Of the $3 billion raised earlier, nearly a third or $927 million of the allocations went to 19 Taiwanese banks that dominated the third and the final list of lenders in the syndicate, while another eight from Japan took $276.36 million combined.

The $3 billion borrowing has also been split equally between RIL and Jio, with the latter’s portion being its first non-recourse loan.

Last year, Jio secured a $750 million five-year new-money club loan for capital expenditure.

RIL’s last syndicated offshore borrowing was a $1.45 billion dual-currency financing completed in 2020, comprising a $1.1 billion loan with a 3.5-year tenure and a 38.45 billion yen loan for a five-year tenure.

“The yen loan offered an all-in pricing of around 78 –81 bps, while the US dollar tranche paid an all-in of 101.5 bps based on a margin of 79 bps over Libor and an average life of 3.25 years,” the first person said.

The $3 billion credit line closed last week is Reliance Group’s largest syndicated loan and is split into $1.15 billion and 48.78 billion yen ($380 million) tranches with an average life of 5.25 years for RIL and five-year portions of $1.2 billion and 41.81 billion yen for Jio, the person said.

ANZ Group, Bank of America, BNP Paribas, Credit Agricole CIB, Citigroup, DBS Bank, First Abu Dhabi Bank, HSBC, Scotiabank, Standard Chartered Bank, State Bank of India and United Overseas Bank were the senior MLABs on the dollar tranches for both borrowers.
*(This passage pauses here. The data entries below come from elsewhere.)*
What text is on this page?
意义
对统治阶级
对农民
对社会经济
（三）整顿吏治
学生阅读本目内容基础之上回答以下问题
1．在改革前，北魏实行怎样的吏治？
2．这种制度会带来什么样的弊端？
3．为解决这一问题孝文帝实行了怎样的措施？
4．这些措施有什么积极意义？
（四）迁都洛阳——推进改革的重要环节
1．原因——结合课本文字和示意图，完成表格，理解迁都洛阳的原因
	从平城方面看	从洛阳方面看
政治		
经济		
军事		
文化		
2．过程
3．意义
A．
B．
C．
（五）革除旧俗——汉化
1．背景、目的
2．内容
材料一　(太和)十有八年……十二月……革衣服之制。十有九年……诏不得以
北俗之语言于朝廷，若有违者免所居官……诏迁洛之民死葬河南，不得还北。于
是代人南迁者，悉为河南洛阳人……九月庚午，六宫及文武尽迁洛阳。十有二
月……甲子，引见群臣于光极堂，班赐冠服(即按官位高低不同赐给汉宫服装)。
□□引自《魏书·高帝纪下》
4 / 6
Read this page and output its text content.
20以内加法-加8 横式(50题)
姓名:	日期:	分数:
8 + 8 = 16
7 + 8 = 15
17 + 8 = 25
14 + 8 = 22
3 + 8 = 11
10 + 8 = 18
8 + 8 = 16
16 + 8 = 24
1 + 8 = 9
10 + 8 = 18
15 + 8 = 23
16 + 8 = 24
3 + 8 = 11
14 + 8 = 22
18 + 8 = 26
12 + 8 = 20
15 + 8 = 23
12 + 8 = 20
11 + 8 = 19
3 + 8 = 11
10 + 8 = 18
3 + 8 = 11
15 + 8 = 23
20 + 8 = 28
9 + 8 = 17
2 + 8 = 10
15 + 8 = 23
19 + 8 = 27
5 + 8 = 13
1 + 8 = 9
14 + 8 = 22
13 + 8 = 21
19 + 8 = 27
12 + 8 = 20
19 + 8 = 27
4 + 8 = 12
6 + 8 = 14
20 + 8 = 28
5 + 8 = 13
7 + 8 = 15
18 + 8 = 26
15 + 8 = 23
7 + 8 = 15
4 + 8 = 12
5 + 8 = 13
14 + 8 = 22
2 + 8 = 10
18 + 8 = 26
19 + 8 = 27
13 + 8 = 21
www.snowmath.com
Mizuho Bank, MUFG and Sumitomo Mitsui Banking Corp underwrote the yen tranche for Jio’s loan, with Credit Agricole lending alongside the three Japanese banks on the yen portion for RIL’s borrowing.

The low-fee fundraising by RIL indicates that banks are seeking top-rated companies amid the ongoing economic uncertainty.

Lenders are comfortable extending loans to RIL because of the group’s low leverage and the dominance of Jio in the domestic telecom market.

“Documentation was done on Tuesday for around $5 billion,” according to a person briefed on the details. Another person added that the size of the add-on is two-thirds of the original $3 billion loan – close to $2 billion — which would be used for an ‘unplanned green shoe option’.

“Liquidity should remain robust owing to the exceptional financial flexibility, given the company’s resource-raising ability from capital markets and sizeable cash and liquid investments of 193,282 crore as on 31 December at a consolidated level. Moreover, financial flexibility remains supported by sizable bank lines, which usually remain moderately utilized. Sufficient cash accrual and cash and cash equivalents should be adequate to meet maturing debt as well a portion of the capex requirement,” a Crisil Ratings report on RIL said on 23 February.